Die besonders wortgewandten Spitzen der Partei ernteten erwartungsgemäß den meisten Beifall für ihre Redebeiträge. Offensichtlich spielt auch die bei einer politischen Rede eingesetzte Lautstärke eine nicht zu unterschätzende Rolle, um sich beliebt zu machen. Zumindest eine Journalistin bemerkte, dass sich Sarah Wagenknechts Rede, die den wohl stärksten Beifall erhielt, auch durch Schreien auszeichnete. Ebenfalls erwähnenswert war ein "Jauchzen" aus den Reihen des Publikums. In Talkshows ist beides nun mal nicht so sehr angebracht. Emotionale Erwartungen müssen aber, da wo es möglich ist, sowohl bei den Medien, als offensichtlich auch bei den Parteigenossinnen und Parteigenossen erfüllt werden.
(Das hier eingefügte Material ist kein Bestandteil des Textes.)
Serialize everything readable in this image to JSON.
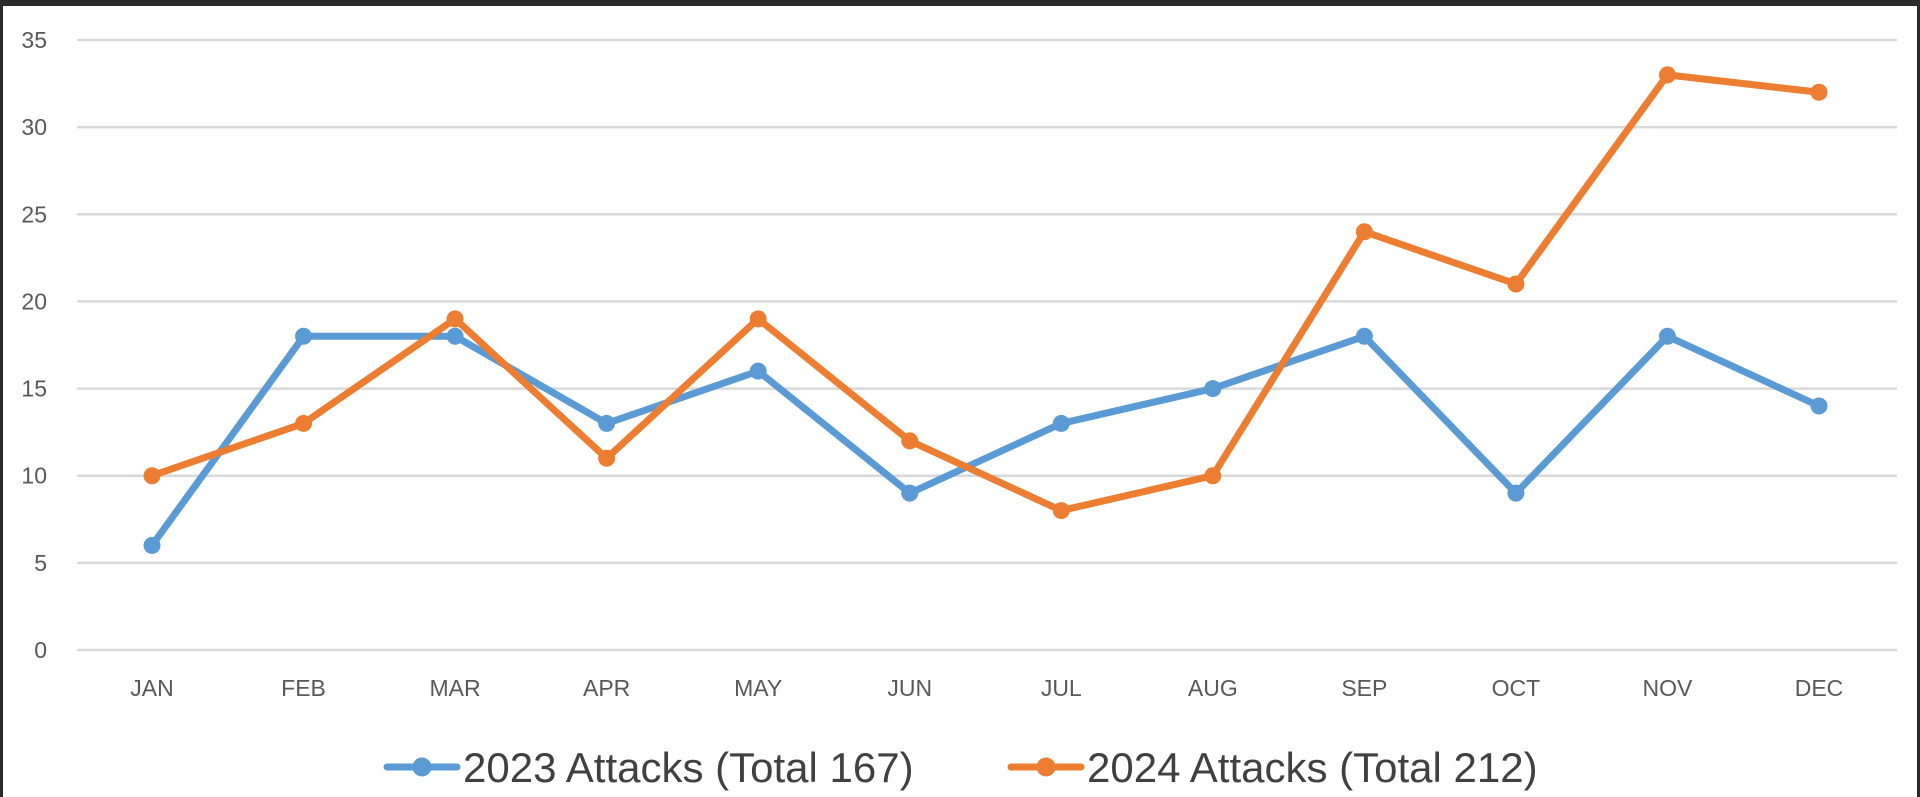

In einer großen Wochenzeitung bilanzierte die Autorin eines umfassenden, aber erwartungsgemäß tendenziell negativen Berichts über den Parteitag, Die Linke sei noch nicht erwachsen, müsse sich gefälligst wie es andere schon vorgemacht haben, auch anpassen.


Wahl der Kandidatenliste

Eine Kandidatenliste war vom Bundesausschuss der Partei vorgeschlagen worden. Erwartungsgemäß standen bisherige Mitglieder der Fraktion, die aus 8 Abgeordneten besteht, auf dieser Liste. Gerechnet wird mit der Erhöhung des Stimmenanteils von 7,5 Prozent auf etwa 10 Prozent. Ein besonderes Anliegen des zuständigen Bundesausschusses war, die Kandidaten aus den östlichen und westlichen Bundesländern auf der Vorschlagsliste angemessen zu berücksichtigen. Die Delegierten aus den östlichen Bundesländern stellen aufgrund der Mitgliederzahlen die größere Anzahl der insgesamt etwas mehr als 500 Delegierten. Schließlich setze sich die nicht unumstrittene frühere PDS-Vorsitzende und derzeitige Vorsitzende der Fraktion der Vereinigten Europäischen Linken/ Nordische Grüne Linke (GUE/NGL), Gabriele (Gabi) Zimmer aus Thüringen, wie vorgeschlagen, auch als Spitzenkandidatin durch. Die Vertreter aus den östlichen Bundesländern werden, zumindest von den bürgerlichen Medien, gern als Ost-Pragmatiker oder Reformer bezeichnet. Gabriele Zimmer war in der abgelaufenen Legislaturperiode unter anderem dadurch aufgefallen, dass sie eine anti-kubanische Resolution unterstützt hatte bei der Auszeichnung eines kubanischen Konterrevolutionärs im Plenarsaal des EU-Parlaments sitzen geblieben war. Auf Platz 2 konnte sich der bisherige EU-Abgeordnete und frühere Gewerkschafter Thomas Händel, (Franken) entgegen dem Vorschlag des Bundesausschusses durchsetzen. Auf die weiteren aussichtsreichsten Plätze kamen Cornelia Ernst (Sachsen), Helmut Scholz, (Mecklenburg-Vorpommern), die bisherige Abgeordnete Sabine Lösing (Niedersachsen), Fabio de Masi (Nordrhein-Westfalen, Mitarbeiter von Sarah Wagenknecht), Martina Michels (Berlin) und auf Platz 8 Martin Schirdewan (Mitarbeiter der Bundestagsfraktion). Damit stehen 5 Ostdeutsche und 3 Westdeutsche auf relativ sicheren Listenplätzen. Die vom Ausschuss gesetzte und von den Schleswig-Holsteiner unterstützte bisherigen EU-Abgeordnete Sabine Wils aus Hamburg konnte sich, ebenso wie der frühere EU-Abgeordnete und Friedensaktivist, Tobias Pflüger (Baden-Württemberg), für einen vorderen Listenplatz nicht durchsetzen. Beide zogen daraufhin ihre Kandidatur zurück. Auf Platz 9, ursprünglich Platz 11, ist die Bremerin Sofia Leonidakis gewählt worden. Platz 10 ging an Malte Fiedler (Berlin), Kandidat de Linksjugend (solid).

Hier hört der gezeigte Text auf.